Vor diesem beeindruckenden Hintergrund entwickelt Claudia Platz ihren Roman und bevölkert ihn mit einer Vielzahl an Protagonisten christlichen und jüdischen Glaubens. Dabei gelingt es ihr, das Zusammenleben der verschiedenen Bevölkerungsgruppen in Mainz sehr anschaulich darzustellen. Der Leser ist vielleicht erstaunt, daß hier keine Ghettokultur geschildert wird. Aber genau das ist ein Vermächtnis von SchUM. Bis zum Mittelalter, genauer: bis zur Zeit der Kreuzzüge, lebten Juden und Christen ohne Berührungsängste in den Städten miteinander. In den jüdischen Gemeinden von SchUM entstanden wichtige theologische Werke, gab es weithin bekannte Talmudschulen, unterrichteten weltberühmte Gelehrte. Es bestanden für Juden kaum Einschränkungen in der Wahl der Berufe. Der Kaiser selbst hatte die jüdischen Gemeinden unter seinen Schutz gestellt. Auch wenn SchUM keineswegs das Paradies war, so gab es hier doch vielfältige Beziehungen zwischen Christen und Juden, verkehrte man achtungsvoll und freundschaftlich miteinander, gehörten die jüdischen Gemeinden ganz selbstverständlich zu den Städten. Hier ist Claudia Platz mit ihren Nachforschungen ganz tief eingetaucht und wir verdanken ihr eine wirklichkeitsnahe Schilderung des damaligen Miteinanderlebens.
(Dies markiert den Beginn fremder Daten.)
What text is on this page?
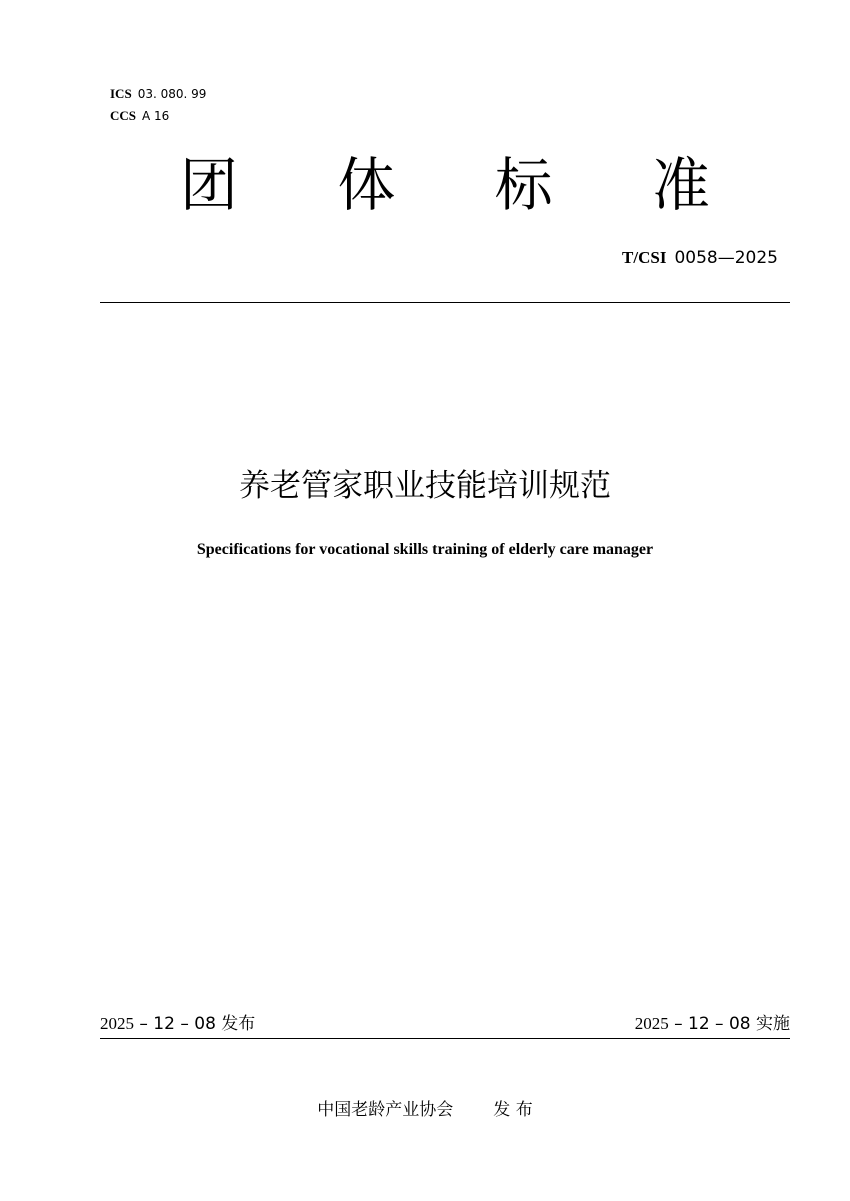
ICS 03. 080. 99
CCS A 16
团 体 标 准
T/CSI 0058—2025
养老管家职业技能培训规范
Specifications for vocational skills training of elderly care manager
2025 – 12 – 08 发布	2025 – 12 – 08 实施
中国老龄产业协会 发 布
Erst mit den Kreuzzügen begann eine nachhaltige und immer intensiver werdende Unterdrückung, mit der eine Weiterentwicklung der jüdischen Gemeinden behindert und eine weitgehende Integration verhindert wurde. Claudia Platz zeigt in ihrem Roman einen Zustand, den sich viele Menschen heute kaum vorstellen können, denn das Bewußtsein der heute Lebenden assoziiert Judentum mit Ausgrenzung und Verfolgung. So ist heute auch kaum noch verstehbar, warum die Gemeinde von Magenza die Warnungen aus Rouen nicht ernst nahm. Der Autorin des Romans ist es jedoch wunderbar gelungen, die Haltung der Gemeindeältesten darzustellen, ihr Vertrauen auf den Kaiser und auf den Schutz des Bischofs. So werden für den Leser tragische Entscheidungen ebenso nachvollziehbar wie die Gründe für das Versagen der Schutzmechanismen. Von der Autorin wurde ganz offenbar eine enorme und umfangreiche Recherchearbeit geleistet und in einen detailfreudigen, lebensvollen und streckenweise hoch dramatischen Roman umgesetzt.
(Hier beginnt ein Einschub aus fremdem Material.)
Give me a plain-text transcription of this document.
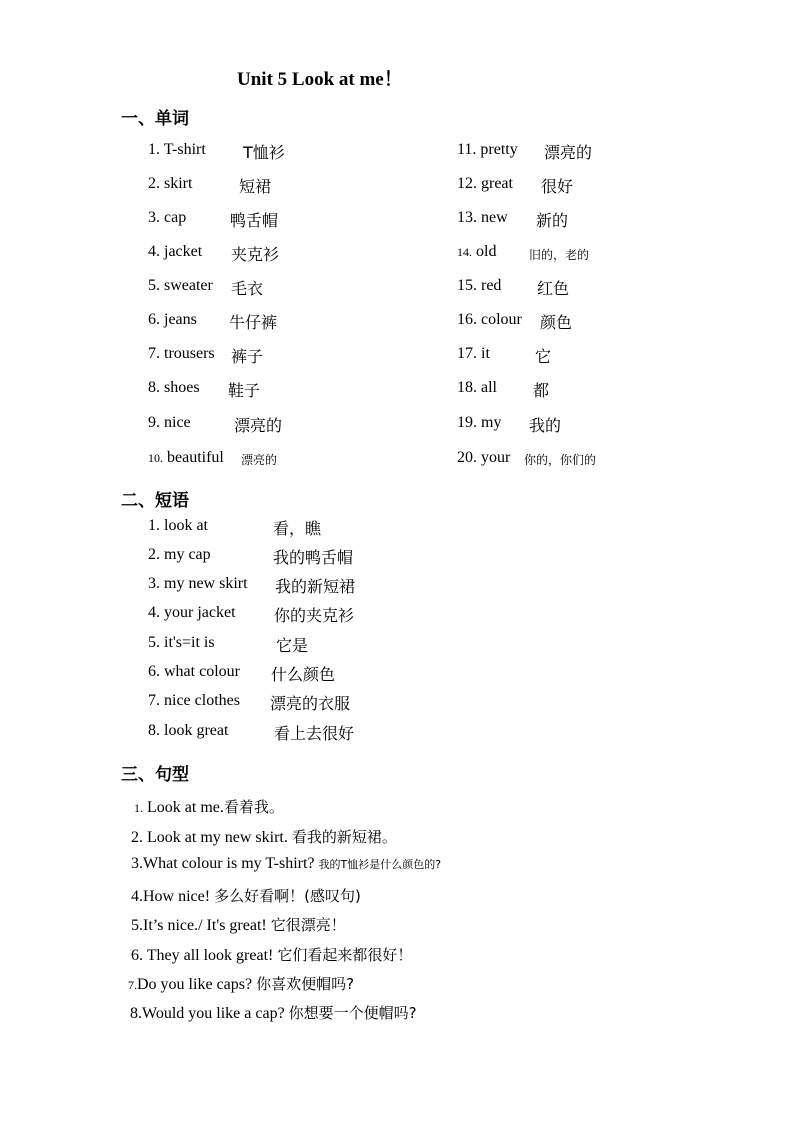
Unit 5 Look at me！
一、单词
1. T-shirt T恤衫
2. skirt	短裙
3. cap	鸭舌帽
4. jacket 夹克衫
5. sweater 毛衣
6. jeans 牛仔裤
7. trousers 裤子
8. shoes 鞋子
9. nice	漂亮的
10. beautiful 漂亮的
11. pretty 漂亮的
12. great 很好
13. new 新的
14. old	旧的，老的
15. red 红色
16. colour 颜色
17. it	它
18. all 都
19. my 我的
20. your 你的，你们的
二、短语
1. look at	看，瞧
2. my cap	我的鸭舌帽
3. my new skirt 我的新短裙
4. your jacket 你的夹克衫
5. it's=it is	它是
6. what colour 什么颜色
7. nice clothes 漂亮的衣服
8. look great	看上去很好
三、句型
1. Look at me.看着我。
2. Look at my new skirt. 看我的新短裙。
3.What colour is my T-shirt? 我的T恤衫是什么颜色的?
4.How nice! 多么好看啊！(感叹句)
5.It’s nice./ It's great! 它很漂亮！
6. They all look great! 它们看起来都很好！
7.Do you like caps? 你喜欢便帽吗?
8.Would you like a cap? 你想要一个便帽吗?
Spannender Mix aus Realität und Fiktion
Claudia Platz vereint in ihrem Roman historisch belegte und fiktive Protagonisten zu einem bunten und schillerndem Bild der Stadt Mainz und ihrer jüdischen Gemeinde Magenza. Dabei gelingt es ihr, im Bezug auf die historischen Personen mit der Gestaltung ihres Charakters erfreulich dicht an den überlieferten Fakten zu bleiben. Auch die fiktiven Protagonisten bevölkern lebendig und vielfältig die Seiten dieses Buches und werden geschickt in die reale Geschichte eingewoben. Allerdings ist mit Griseldis eine vielleicht doch etwas zu moderne junge Dame in das Geschehen geschlüpft, noch dazu eine, die durch ihre Auffälligkeit und ihren unkonventionellen Lebensstil für den ihr zugedachten Job eigentlich völlig untauglich ist. Inmitten der ansonsten eher vielschichtigen Charaktere und der nachvollziehbar gestalteten Konflikte kann der Leser eine Ausnahme wie Griseldis jedoch ganz gut verkraften. Zudem bekommen einige Figuren die Chance zur Veränderung und entwickeln im Verlauf der Handlung neue Sichtweisen und auch neue Charakterzüge. Das sorgt für zusätzliche Spannung und weckt das Interesse des Lesers. Sehr angenehm auch, daß niemand einfach nur fies oder bezaubernd ist. Das Personal in diesem Roman hat Ecken und Kanten. Viel Potential, das von Claudia Platz gut genutzt wird.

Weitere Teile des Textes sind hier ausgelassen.